Medical concerns and overall health is usually not a discussion topic with my friends Frank, Paul, Mike and Gary, however on a recent guys-night-out at a local pub, we abruptly deviated from our requisite dick jokes and sports talk and got all women of “The View” and “The Talk”. The source of this deviation began when Frank mentioned that a mutual friend had recently been diagnosed with cancer. Frank related that our friend had experienced a tremendous loss of weight and was now undergoing chemotherapy. His prognosis for recovery is uncertain.
“What type of cancer does he have?” we asked.
Frank replied, “Lung cancer”.
“He wasn’t a smoker, was he?” we inquired further.

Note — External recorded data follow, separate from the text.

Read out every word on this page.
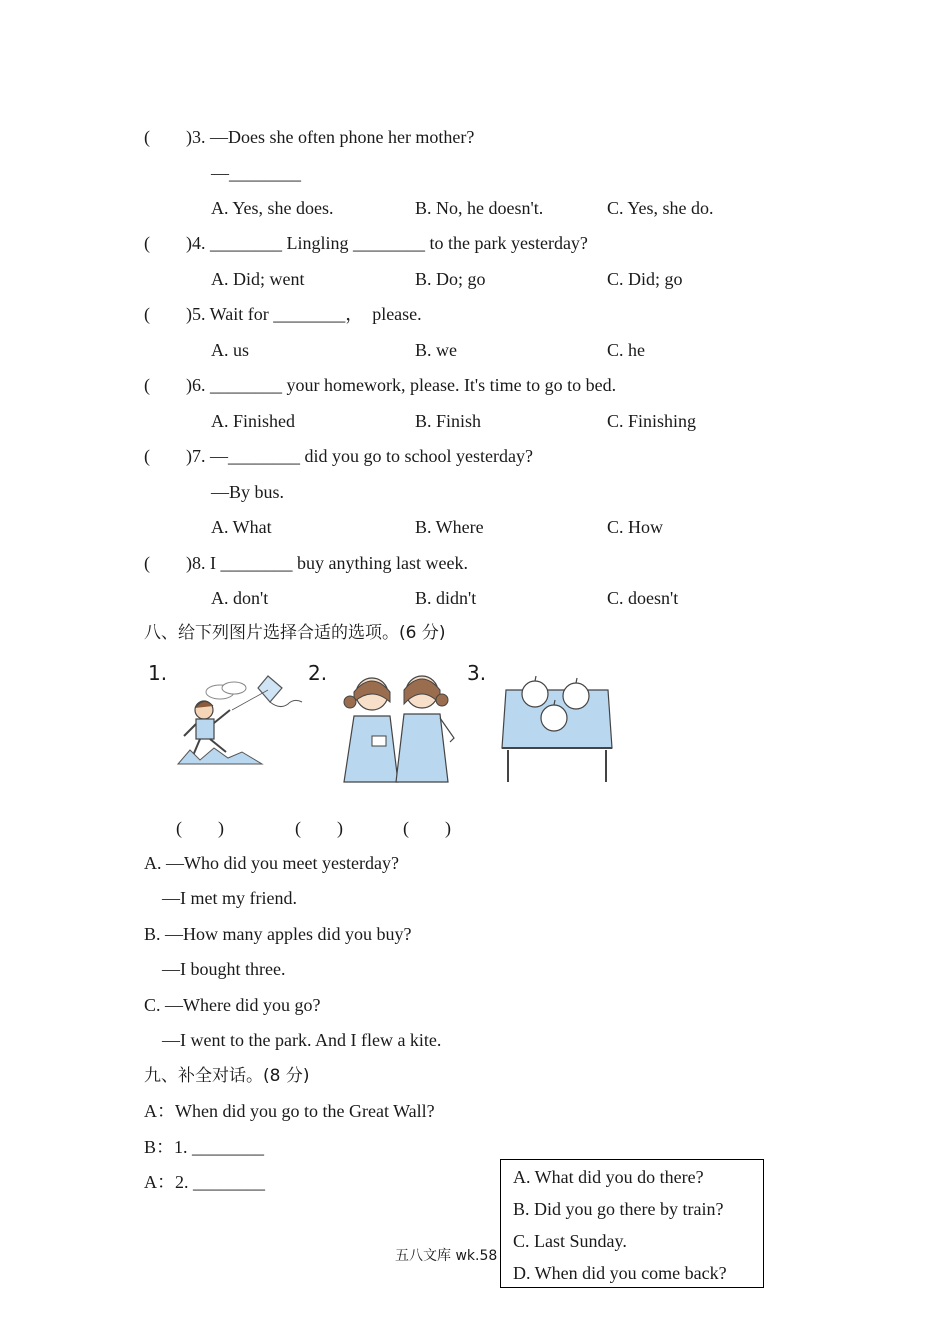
(        )3. —Does she often phone her mother?
—________
A. Yes, she does.	B. No, he doesn't.	C. Yes, she do.
(        )4. ________ Lingling ________ to the park yesterday?
A. Did; went	B. Do; go	C. Did; go
(        )5. Wait for ________，  please.
A. us	B. we	C. he
(        )6. ________ your homework, please. It's time to go to bed.
A. Finished	B. Finish	C. Finishing
(        )7. —________ did you go to school yesterday?
—By bus.
A. What	B. Where	C. How
(        )8. I ________ buy anything last week.
A. don't	B. didn't	C. doesn't
八、给下列图片选择合适的选项。(6 分)
1.	2.	3.
(        )	(        )	(        )
A. —Who did you meet yesterday?
—I met my friend.
B. —How many apples did you buy?
—I bought three.
C. —Where did you go?
—I went to the park. And I flew a kite.
九、补全对话。(8 分)
A：When did you go to the Great Wall?
B：1. ________
A：2. ________
五八文库 wk.58
A. What did you do there?
B. Did you go there by train?
C. Last Sunday.
D. When did you come back?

“No, but he used to be. He quit about 15 years ago”. Frank said.
This news created a bold sense of worry for him and we each mumbled words such as “Man”, “Geez” and “Shit”.
Our combined disbelief triggered our friend Paul to relate his own recent doctor’s visit.
Paul said, “Wow, you never know. I broke down last week and went to see the doctor. He told me my cholesterol level was extremely high”.
“How high was it?” we asked
“Let me put it this way”, Paul responded, “I could easily be mistaken for a Hormel packing facility”.
Gary chimed in, “At least you’re addressing it. I haven’t been to the doctor in . . . I think Bush was in office”.
I said, “That’s not terrible”.
Gary followed up with, “I mean Bush, the father”
We all let out a collective, “Oh”.
Just then, a waiter approached our table to take our food order. Paul immediately declared, “I’ll have the bacon cheeseburger!”
Each of us subsequently followed up with our own version of things-that-will-kill-ya. I also began to wonder if it might be time for me to visit the doctor myself for a little check under the hood. At our age, some fundamental maintenance should be addressed. Thinking aloud, I asked, “Have any of you guys ever had a colonoscopy?”
Their shared reaction was one of dismay, as if I had asked how much they dreamed about prison sex. I supported my question with, “Aren’t we supposed to have this done for some peace of mind?”
What I received in return were variations on, “Yeah, some day, but that’s nowhere on my radar screen”.
“Paulie”, I asked, “At your doctor’s exam, did he recommend a having a colonoscopy?”
Paul shrugged and said, “Sure, but I managed to change the topic by asking him if his assistant was single”.
With that, we quickly returned to dick jokes and sports talk. While we joked and laughed, I silently pledged to myself that I would schedule an appointment for a full physical and envisioned a future of salad, chicken and fish.